Ханиф пришёл в себя, и хаджи Суфьян взирал на него свысока, беспомощно разводя руками, и открыто рыдал, неспособный найти утешение в науках, ибо, несмотря на то, что для большинства мусульман путешествие в Мекку являлось великим благословением, в его случае оно оказалось началом проклятия.
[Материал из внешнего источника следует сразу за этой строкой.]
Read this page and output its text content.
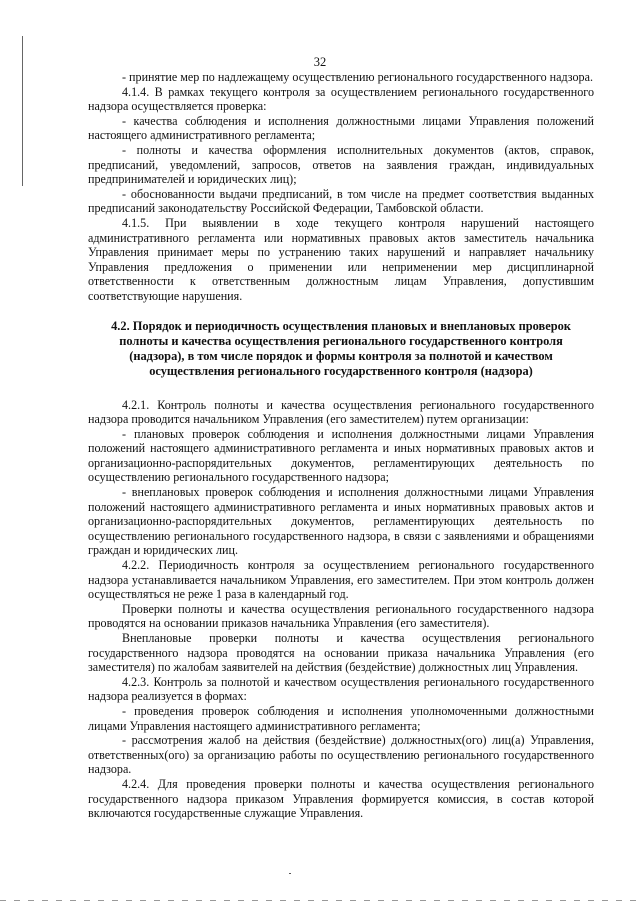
32

- принятие мер по надлежащему осуществлению регионального государственного надзора.

4.1.4. В рамках текущего контроля за осуществлением регионального государственного надзора осуществляется проверка:

- качества соблюдения и исполнения должностными лицами Управления положений настоящего административного регламента;

- полноты и качества оформления исполнительных документов (актов, справок, предписаний, уведомлений, запросов, ответов на заявления граждан, индивидуальных предпринимателей и юридических лиц);

- обоснованности выдачи предписаний, в том числе на предмет соответствия выданных предписаний законодательству Российской Федерации, Тамбовской области.

4.1.5. При выявлении в ходе текущего контроля нарушений настоящего административного регламента или нормативных правовых актов заместитель начальника Управления принимает меры по устранению таких нарушений и направляет начальнику Управления предложения о применении или неприменении мер дисциплинарной ответственности к ответственным должностным лицам Управления, допустившим соответствующие нарушения.

4.2. Порядок и периодичность осуществления плановых и внеплановых проверок полноты и качества осуществления регионального государственного контроля (надзора), в том числе порядок и формы контроля за полнотой и качеством осуществления регионального государственного контроля (надзора)

4.2.1. Контроль полноты и качества осуществления регионального государственного надзора проводится начальником Управления (его заместителем) путем организации:

- плановых проверок соблюдения и исполнения должностными лицами Управления положений настоящего административного регламента и иных нормативных правовых актов и организационно-распорядительных документов, регламентирующих деятельность по осуществлению регионального государственного надзора;

- внеплановых проверок соблюдения и исполнения должностными лицами Управления положений настоящего административного регламента и иных нормативных правовых актов и организационно-распорядительных документов, регламентирующих деятельность по осуществлению регионального государственного надзора, в связи с заявлениями и обращениями граждан и юридических лиц.

4.2.2. Периодичность контроля за осуществлением регионального государственного надзора устанавливается начальником Управления, его заместителем. При этом контроль должен осуществляться не реже 1 раза в календарный год.

Проверки полноты и качества осуществления регионального государственного надзора проводятся на основании приказов начальника Управления (его заместителя).

Внеплановые проверки полноты и качества осуществления регионального государственного надзора проводятся на основании приказа начальника Управления (его заместителя) по жалобам заявителей на действия (бездействие) должностных лиц Управления.

4.2.3. Контроль за полнотой и качеством осуществления регионального государственного надзора реализуется в формах:

- проведения проверок соблюдения и исполнения уполномоченными должностными лицами Управления настоящего административного регламента;

- рассмотрения жалоб на действия (бездействие) должностных(ого) лиц(а) Управления, ответственных(ого) за организацию работы по осуществлению регионального государственного надзора.

4.2.4. Для проведения проверки полноты и качества осуществления регионального государственного надзора приказом Управления формируется комиссия, в состав которой включаются государственные служащие Управления.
— Иди, — молвил он, — Ханиф, мой друг, уходи, — но Ханиф не ушёл, пока не сказал то, что хотел: Я слишком долго держал рот на замке, кричал он, вы — люди, мнящие себя такими моральными, а сами вгоняете в нужду представителей собственной расы, после чего выяснилось, что хаджи Суфьян никогда не знал цен, установленных его женой, ничего ему не рассказывающей, поклявшейся перед дочерьми страшными и непреложными клятвами и знающей, что, обнаружив обман, он найдёт способ вернуть деньги жильцам, дабы сам он со своей семьёй смог продолжать гнить в бедности; — и он, мерцающий семейный дух Шаандаар-кафе, после этого утратил всякую любовь к жизни.

А потом Мишала явилась в кафе, О позор частной семейной жизни, разыгрывающийся, словно дешёвая драма, пред очами плательщиков, — хотя, по правде говоря, бывшие потребители чая ныне со всех ног спешили оставить сцену позади. Мишала несла сумки.

— Я тоже уезжаю, — объявила она. — Можете попытаться остановить меня. Всего одиннадцать дней.

Когда Хинд увидела свою старшую дочь, готовую навсегда исчезнуть из её жизни, она поняла цену за предоставление Князю Тьмы приюта под своей крышей. Она принялась умолять мужа увидеть причину, понять, что его добросердечное великодушие привело их в этот ад, и что, как только дьявол — Чамча — будет изгнан из дома, они, быть может, снова, как встарь, смогут стать счастливым и трудолюбивым семейством. Однако, лишь только она закончила говорить, дом над её головой принялся грохотать и сотрясаться, и раздался звук шагов кого-то, спускающегося вниз по ступенькам, рычащего и — или это только казалось — поющего голосом столь омерзительно хриплым, что невозможно было разобрать слова.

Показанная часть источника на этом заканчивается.